For the moment, Data General seems content that its current line of DG/UX servers are competitive with other Unix alternatives and its own and others’ Windows NT servers. The Aviion Unix server line at DG includes the four-way Pentium III AV 3700 and AV 3700R departmental servers as well as the AV 25000, a 32-way Pentium III NUMA cluster server that can run either DG/UX or DG/UX with Windows NT partitions (64-way configurations of the AV 25000 are expected during the second half of the year). The AV 25000s have 2Gb of L2 cache per processor, 64Gb of main memory and up to 100Tb of disk capacity, considerably more scalability than will be available with Profusion boxes from DG or anyone else for that matter.

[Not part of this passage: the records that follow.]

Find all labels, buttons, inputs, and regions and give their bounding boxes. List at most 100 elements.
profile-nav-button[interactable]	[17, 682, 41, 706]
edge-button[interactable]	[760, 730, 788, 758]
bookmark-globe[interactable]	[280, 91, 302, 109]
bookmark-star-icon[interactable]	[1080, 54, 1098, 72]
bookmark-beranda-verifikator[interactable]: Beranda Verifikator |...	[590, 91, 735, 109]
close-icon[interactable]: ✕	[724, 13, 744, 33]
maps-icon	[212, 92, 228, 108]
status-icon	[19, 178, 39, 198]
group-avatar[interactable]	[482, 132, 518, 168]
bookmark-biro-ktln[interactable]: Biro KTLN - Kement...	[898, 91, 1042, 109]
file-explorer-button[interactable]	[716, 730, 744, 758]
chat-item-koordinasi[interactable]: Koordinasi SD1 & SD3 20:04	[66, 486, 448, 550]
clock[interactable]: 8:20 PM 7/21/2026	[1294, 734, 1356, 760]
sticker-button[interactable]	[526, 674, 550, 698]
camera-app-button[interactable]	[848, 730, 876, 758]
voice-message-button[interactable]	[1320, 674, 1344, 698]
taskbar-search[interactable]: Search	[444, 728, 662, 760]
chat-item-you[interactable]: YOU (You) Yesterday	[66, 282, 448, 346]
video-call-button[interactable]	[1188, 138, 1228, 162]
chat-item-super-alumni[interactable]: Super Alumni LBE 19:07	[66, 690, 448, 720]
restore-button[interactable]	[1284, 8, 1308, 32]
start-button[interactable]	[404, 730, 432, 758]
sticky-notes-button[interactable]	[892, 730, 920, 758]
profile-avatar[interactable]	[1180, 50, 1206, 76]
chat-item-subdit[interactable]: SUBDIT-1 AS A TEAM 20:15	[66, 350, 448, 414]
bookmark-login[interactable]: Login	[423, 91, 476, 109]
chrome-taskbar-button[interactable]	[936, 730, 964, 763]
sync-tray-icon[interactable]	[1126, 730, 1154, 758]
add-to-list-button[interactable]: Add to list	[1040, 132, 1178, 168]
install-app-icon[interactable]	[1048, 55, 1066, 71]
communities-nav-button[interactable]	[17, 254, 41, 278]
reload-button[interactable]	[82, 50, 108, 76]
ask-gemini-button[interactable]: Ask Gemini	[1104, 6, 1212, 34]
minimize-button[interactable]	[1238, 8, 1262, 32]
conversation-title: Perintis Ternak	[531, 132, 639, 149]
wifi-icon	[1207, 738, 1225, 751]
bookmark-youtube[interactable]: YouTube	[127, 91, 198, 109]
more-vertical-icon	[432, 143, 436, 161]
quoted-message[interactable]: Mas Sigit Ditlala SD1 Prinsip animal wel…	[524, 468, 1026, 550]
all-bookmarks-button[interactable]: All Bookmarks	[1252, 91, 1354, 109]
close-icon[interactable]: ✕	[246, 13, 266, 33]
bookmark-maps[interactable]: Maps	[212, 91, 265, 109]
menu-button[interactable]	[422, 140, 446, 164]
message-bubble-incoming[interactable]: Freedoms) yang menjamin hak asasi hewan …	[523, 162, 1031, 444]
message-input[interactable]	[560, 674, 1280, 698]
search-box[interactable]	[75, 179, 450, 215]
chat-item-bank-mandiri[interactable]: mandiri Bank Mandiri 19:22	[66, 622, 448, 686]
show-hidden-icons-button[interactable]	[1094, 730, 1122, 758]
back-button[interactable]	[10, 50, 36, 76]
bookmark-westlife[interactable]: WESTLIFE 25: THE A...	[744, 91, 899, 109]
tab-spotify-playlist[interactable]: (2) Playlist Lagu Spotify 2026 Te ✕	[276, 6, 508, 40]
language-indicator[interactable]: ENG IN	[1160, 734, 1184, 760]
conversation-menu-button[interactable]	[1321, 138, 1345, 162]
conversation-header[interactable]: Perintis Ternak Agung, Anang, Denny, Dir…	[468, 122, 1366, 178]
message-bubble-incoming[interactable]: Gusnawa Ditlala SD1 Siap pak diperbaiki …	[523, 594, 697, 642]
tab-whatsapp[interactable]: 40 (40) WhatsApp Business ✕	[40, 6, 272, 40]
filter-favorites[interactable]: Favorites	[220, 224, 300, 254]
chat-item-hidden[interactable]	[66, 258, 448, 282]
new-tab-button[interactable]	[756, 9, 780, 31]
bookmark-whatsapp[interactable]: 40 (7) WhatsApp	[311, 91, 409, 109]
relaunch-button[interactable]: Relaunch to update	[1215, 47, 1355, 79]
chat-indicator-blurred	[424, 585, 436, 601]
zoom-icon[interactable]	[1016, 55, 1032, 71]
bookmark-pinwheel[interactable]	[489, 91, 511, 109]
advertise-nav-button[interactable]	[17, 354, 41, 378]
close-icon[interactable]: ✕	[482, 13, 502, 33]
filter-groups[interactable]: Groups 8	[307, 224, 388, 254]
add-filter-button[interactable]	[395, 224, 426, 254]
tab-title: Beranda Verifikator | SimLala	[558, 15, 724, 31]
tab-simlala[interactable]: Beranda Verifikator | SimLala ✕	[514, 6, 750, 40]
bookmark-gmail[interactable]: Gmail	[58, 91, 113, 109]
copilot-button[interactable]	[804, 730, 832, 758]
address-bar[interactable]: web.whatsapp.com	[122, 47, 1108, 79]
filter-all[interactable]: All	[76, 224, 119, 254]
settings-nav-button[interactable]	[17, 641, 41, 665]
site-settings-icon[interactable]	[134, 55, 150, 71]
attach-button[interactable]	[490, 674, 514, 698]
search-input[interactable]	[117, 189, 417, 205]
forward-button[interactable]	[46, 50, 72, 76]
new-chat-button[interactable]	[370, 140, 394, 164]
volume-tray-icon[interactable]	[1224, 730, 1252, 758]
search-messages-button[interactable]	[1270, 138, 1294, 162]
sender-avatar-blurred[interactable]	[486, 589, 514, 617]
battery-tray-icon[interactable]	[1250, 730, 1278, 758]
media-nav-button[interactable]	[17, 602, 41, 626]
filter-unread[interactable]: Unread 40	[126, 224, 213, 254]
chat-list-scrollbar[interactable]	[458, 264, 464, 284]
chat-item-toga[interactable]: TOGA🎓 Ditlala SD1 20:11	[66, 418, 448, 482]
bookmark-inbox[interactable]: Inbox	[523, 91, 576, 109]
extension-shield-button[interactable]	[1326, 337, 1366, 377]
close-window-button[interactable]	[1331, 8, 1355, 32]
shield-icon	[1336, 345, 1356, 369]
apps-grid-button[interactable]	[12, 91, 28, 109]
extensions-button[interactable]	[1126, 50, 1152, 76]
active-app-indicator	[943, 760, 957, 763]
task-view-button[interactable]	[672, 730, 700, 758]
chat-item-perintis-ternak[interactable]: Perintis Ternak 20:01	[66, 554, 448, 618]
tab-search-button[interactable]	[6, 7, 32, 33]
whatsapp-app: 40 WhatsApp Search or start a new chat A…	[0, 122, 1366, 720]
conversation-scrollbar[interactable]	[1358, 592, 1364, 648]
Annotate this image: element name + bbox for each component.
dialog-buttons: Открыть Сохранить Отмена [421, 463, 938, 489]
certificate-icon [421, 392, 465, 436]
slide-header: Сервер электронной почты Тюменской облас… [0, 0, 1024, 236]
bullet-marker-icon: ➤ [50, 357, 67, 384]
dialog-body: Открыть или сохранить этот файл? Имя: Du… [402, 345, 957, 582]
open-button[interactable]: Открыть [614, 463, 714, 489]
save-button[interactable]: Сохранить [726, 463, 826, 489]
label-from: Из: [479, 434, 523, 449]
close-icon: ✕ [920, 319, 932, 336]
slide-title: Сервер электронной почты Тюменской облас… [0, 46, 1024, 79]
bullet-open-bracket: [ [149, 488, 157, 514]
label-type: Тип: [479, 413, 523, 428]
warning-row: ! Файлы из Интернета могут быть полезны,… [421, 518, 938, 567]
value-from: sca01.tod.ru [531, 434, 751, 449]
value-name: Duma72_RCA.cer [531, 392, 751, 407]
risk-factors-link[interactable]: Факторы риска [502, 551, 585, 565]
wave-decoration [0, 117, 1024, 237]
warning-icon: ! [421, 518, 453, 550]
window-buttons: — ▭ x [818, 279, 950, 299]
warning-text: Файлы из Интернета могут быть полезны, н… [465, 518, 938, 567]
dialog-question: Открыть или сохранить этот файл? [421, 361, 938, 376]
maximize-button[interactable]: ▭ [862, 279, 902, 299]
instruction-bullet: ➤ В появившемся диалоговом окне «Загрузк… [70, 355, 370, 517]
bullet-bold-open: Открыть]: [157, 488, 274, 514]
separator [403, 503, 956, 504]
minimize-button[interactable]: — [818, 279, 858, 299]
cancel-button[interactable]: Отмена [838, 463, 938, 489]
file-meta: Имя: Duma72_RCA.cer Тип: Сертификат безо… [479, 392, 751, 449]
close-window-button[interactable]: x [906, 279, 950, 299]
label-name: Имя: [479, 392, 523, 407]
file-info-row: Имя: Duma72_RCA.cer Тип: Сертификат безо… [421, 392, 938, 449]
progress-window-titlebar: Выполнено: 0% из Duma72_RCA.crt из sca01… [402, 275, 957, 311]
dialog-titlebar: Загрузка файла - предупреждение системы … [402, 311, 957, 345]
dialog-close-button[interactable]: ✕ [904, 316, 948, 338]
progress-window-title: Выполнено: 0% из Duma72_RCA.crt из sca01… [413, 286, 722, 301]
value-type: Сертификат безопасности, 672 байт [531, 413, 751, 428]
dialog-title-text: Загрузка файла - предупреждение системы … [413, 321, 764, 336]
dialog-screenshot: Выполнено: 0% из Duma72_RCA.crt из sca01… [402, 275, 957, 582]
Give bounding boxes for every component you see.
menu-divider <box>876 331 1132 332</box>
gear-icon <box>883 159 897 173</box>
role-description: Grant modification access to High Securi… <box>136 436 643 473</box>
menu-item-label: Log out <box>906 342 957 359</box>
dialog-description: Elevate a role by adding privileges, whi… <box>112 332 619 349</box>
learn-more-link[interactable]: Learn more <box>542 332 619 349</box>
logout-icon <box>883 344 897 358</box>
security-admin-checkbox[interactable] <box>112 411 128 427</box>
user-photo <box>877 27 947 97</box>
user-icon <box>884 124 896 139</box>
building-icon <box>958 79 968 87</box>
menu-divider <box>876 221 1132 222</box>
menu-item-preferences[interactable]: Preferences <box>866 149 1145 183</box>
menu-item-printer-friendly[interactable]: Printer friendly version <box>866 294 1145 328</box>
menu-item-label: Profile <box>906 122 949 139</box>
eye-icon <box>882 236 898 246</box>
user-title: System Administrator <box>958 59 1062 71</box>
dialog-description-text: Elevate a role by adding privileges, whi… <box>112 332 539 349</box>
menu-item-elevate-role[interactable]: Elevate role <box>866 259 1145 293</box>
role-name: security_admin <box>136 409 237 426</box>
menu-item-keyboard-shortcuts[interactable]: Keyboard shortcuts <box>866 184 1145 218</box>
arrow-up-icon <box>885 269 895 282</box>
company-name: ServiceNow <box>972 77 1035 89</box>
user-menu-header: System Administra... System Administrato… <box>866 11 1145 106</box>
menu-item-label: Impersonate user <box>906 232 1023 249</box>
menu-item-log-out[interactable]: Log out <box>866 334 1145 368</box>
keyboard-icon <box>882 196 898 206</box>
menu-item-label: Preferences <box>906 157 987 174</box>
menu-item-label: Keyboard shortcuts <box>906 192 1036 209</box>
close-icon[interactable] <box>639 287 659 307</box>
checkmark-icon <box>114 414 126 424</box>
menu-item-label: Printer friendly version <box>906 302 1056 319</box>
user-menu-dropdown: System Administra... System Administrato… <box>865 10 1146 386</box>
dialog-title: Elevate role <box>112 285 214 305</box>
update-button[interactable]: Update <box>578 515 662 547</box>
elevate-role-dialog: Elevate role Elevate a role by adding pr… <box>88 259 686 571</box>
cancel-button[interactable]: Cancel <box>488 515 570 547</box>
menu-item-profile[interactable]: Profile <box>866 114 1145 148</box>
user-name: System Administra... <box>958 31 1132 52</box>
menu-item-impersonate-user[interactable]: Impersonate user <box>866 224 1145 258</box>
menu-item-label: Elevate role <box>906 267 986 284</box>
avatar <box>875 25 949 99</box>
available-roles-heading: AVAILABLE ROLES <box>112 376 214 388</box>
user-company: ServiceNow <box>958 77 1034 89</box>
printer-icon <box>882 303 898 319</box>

Prices for the AV 25000s range from under $80,000 for a four-way machine with 512Mb of memory to $512,000 for a 16-way box with 2Gb of memory to $3.2 million for a 64-way server with 8Gb of memory and 1Tb of disk. NT partitions for the AV 25000 cost around $17,000 per four-way partition. The company’s AV 8900 Profusion server, announced last week, will run Windows NT only (although there probably is no practical reason why it couldn’t run SCO UnixWare, like other DG servers can). The DG Profusion box will come with two to eight processors, 2Gb of L2 cache per processor, up to 16Gb of memory and a base street price in the $20,000 range.

Hitachi VisionBase

Meanwhile, Hitachi is making hay from Intel’s delay. It claims to have sold more than 200 of its VisionBase 8880R eight-ways since they began shipping in the US a few weeks ago. They have been available in Japan since last October. Hitachi took a license to the Corollary work before that company was bought by Intel and has done its own Profusion implementation. Hitachi has brought some of its mainframe clustering and systems management services technology over to the 8880R, but isn’t extending Microsoft Cluster Server beyond support for two nodes like IBM is doing with Cornhusker. Sun Solaris and SCO UnixWare are certified on all Hitachi Intel servers and VA Research is poised to begin reselling 8880Rs fitted with its Linux distribution.